Apple isn’t satisfied with 23% of the smartphone market. In fact, the evidence is mounting that it wants to dominate it much in the way that it did the market for MP3 players with the iPod. The latest piece to this puzzle is that Sprint will launch the iPhone through its Virgin Mobile imprint in the US, as reported by The Wall Street Journal.
The publication claims that Virgin Mobile will be getting a prepaid flavor of the iPhone as soon as July 1st, but the pricing hasn’t been confirmed. Boost Mobile, another splinter cell of Sprint, might also get the device.
Apple makes a massive amount of money on the iPhone, far more than Google makes on Android via ads. It accounts for some 73% of the entire smartphone industry’s profits, by some accounts. This makes it far more profitable than its closest competitor Samsung.
But this is just the beginning for Apple. This is not the old PC days of yore; it’s not going to settle for a sliver of the market in the way it did, for better or worse, with the Mac. With the smartphone, and by extension, the iPad, Apple got in early on the mobile computing game and it hasn’t slackened the pace.
Last week I wrote about Cricket scoring the iPhone, arguing that it signaled a shift in Apple’s business plan for the iPhone:
This is all about breaking the prepaid barrier, and hitting a totally new pool of customers for Apple. For now, it’s all about CDMA phones, but imagine if the iPhone 3GS were offered at $150 off – they would be $225! That’s incredibly cheap for what is still one of the three most popular phones on AT&T’s entire network.
By this time next year, the iPhone 4 will be almost 3 years old. It will be using parts and an industrial design that Apple has had 3 years to perfect and make cheaper to produce. If the rumors are right about the screen in the new iPhone just being taller, rather than a different aspect ratio, it will also be using panels cut from the same cloth as the ‘next iPhone’. It will be even cheaper for Apple to make than it already is and easier for it to offer aggressive pricing to pre-paid MVNOs and other carriers.
Leap Wireless brand Cricket was the first carrier to get a prepaid edition of the iPhone and it did so at a ‘modest’ subsidization rate. This is allowing it to offer the iPhone 4 and 4S at $150 cheaper than the unlocked flavors from Apple. This kind of cooperative subsidy isn’t something that Apple needs to do. It has carriers banging on its door wanting to carry the iPhone.
Now Sprint, who has committed to purchasing some $15.5B worth of iPhones, is now the second to be offering a prepaid edition of the iPhone in the space of just a few months.

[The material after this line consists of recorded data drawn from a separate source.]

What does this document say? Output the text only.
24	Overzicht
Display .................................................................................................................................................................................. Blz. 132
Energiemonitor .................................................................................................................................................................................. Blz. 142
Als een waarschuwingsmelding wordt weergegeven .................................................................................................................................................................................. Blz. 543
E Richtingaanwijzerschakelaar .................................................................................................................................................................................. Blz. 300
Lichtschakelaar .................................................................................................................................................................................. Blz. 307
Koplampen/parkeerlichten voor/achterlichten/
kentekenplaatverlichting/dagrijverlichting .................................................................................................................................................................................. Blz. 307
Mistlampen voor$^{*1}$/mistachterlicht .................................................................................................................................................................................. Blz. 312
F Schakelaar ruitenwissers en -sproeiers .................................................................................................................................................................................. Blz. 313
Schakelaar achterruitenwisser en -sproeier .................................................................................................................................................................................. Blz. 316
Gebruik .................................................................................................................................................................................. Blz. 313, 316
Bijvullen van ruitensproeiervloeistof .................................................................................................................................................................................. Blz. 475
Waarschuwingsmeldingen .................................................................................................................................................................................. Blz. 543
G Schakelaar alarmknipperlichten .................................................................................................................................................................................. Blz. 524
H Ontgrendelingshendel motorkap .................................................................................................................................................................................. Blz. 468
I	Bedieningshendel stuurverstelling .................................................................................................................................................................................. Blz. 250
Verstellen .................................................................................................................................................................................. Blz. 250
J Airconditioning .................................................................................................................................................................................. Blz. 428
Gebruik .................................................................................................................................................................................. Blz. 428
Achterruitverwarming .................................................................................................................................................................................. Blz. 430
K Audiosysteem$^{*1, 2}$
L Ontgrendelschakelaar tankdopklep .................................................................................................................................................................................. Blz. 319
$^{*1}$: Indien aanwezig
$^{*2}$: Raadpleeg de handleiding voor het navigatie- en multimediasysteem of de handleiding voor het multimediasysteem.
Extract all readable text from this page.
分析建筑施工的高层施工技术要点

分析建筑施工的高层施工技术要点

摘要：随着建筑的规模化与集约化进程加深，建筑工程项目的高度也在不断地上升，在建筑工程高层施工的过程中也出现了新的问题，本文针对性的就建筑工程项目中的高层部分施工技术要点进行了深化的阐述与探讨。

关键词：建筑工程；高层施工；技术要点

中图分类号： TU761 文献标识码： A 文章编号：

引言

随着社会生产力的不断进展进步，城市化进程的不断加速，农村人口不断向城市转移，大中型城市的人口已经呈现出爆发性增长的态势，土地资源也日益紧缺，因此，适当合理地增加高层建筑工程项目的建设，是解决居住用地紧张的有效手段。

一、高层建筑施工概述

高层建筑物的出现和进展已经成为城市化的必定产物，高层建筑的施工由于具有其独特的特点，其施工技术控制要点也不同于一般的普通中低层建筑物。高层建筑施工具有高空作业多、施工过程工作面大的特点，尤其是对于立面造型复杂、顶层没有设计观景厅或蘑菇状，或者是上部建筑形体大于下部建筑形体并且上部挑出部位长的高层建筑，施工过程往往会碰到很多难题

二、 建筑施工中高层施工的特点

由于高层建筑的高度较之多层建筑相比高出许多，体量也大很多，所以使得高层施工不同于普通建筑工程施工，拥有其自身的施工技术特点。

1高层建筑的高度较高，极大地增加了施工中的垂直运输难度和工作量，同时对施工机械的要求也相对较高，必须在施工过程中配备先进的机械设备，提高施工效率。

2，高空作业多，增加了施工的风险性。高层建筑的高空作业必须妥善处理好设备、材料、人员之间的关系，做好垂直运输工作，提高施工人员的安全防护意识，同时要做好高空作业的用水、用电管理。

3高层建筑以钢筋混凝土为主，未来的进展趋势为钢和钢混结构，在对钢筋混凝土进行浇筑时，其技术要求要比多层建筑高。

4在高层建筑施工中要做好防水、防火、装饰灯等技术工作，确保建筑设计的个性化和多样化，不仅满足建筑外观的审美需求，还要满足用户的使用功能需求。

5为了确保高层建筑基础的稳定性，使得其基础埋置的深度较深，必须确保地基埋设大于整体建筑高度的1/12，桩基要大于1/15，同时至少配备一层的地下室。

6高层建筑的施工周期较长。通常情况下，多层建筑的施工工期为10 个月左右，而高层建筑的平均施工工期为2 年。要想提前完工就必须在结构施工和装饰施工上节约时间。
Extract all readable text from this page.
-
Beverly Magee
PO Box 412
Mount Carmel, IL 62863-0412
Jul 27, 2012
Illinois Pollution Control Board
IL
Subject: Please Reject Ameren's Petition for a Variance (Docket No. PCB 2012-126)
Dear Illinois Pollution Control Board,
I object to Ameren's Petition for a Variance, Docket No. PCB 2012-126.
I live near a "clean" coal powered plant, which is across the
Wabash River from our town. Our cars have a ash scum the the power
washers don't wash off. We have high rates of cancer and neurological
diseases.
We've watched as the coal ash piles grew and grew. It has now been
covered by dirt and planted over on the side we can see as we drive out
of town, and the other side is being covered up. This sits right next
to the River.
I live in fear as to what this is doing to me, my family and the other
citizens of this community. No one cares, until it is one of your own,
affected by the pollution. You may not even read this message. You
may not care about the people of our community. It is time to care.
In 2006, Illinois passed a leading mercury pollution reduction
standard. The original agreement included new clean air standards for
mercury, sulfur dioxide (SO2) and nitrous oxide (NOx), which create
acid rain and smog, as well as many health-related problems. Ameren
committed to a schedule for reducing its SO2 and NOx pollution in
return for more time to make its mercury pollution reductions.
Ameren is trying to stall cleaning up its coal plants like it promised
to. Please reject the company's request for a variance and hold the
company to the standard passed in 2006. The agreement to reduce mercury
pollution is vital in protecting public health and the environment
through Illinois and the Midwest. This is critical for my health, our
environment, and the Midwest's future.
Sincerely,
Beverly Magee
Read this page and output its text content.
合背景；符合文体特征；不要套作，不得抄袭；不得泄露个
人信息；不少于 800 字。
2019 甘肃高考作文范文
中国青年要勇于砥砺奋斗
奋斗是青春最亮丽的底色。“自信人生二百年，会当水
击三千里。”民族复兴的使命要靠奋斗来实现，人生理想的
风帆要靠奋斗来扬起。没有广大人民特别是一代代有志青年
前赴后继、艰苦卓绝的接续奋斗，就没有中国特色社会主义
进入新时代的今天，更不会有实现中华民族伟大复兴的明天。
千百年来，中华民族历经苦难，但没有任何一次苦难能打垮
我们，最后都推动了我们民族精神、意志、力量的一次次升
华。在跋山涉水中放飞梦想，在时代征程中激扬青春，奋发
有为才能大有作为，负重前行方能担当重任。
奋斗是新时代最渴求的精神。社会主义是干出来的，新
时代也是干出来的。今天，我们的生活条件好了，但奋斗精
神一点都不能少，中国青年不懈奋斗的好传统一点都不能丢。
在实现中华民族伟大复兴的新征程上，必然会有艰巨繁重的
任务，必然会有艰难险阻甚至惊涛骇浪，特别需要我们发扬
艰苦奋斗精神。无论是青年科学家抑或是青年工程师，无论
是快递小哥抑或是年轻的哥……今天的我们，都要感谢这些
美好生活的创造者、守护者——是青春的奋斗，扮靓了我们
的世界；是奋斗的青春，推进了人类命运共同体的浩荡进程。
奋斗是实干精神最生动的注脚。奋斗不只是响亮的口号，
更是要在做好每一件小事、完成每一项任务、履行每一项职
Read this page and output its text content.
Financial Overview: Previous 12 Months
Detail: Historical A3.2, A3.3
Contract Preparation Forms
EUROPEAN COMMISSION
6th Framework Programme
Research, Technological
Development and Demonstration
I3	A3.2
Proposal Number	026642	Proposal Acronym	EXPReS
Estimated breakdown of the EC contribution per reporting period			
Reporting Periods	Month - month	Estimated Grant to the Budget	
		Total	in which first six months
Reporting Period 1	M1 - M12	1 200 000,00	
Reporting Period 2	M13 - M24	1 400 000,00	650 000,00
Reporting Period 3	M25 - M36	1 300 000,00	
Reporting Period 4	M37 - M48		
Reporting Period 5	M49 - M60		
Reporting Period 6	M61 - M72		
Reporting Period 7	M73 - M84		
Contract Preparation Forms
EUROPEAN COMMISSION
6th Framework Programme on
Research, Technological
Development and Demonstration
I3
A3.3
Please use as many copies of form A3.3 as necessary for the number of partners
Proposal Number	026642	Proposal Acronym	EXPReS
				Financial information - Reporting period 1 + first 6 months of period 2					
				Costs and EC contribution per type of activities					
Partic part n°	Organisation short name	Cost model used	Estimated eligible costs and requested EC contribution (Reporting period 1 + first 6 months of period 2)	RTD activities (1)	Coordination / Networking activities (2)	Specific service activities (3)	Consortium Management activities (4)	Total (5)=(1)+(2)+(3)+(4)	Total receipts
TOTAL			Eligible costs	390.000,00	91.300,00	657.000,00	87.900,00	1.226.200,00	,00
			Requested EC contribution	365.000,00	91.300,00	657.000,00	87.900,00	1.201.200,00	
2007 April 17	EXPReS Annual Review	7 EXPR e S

In the iPod, Apple had a dominant portable product that has had a long tail of continuous sales that is only now beginning to sputter out, largely quashed by the demand for the iPhone and other ‘all in one’ smartphone devices. If Apple can leverage its economies of scale to offer affordable iPhones to the prepaid market, even two-year-old models, it has the potential to shift the balance of market-share-power away from Android, just as it owns the lion’s share of profits.
And if you’re the type to pooh-pooh Apple’s chances of affecting the market on a volume scale with Android eating up share, you might want to note that Android platform growth has actually fallen for four months in a row. The growth rate of iOS, on the other hand, has not.
It remains to be seen whether this pattern of shrinking growth for Android will continue — though I feel it will — but Apple isn’t letting up on the pace at all. And, if it can successfully enter the prepaid market by leveraging its insanely mature supply chain, the market share trend could flip completely.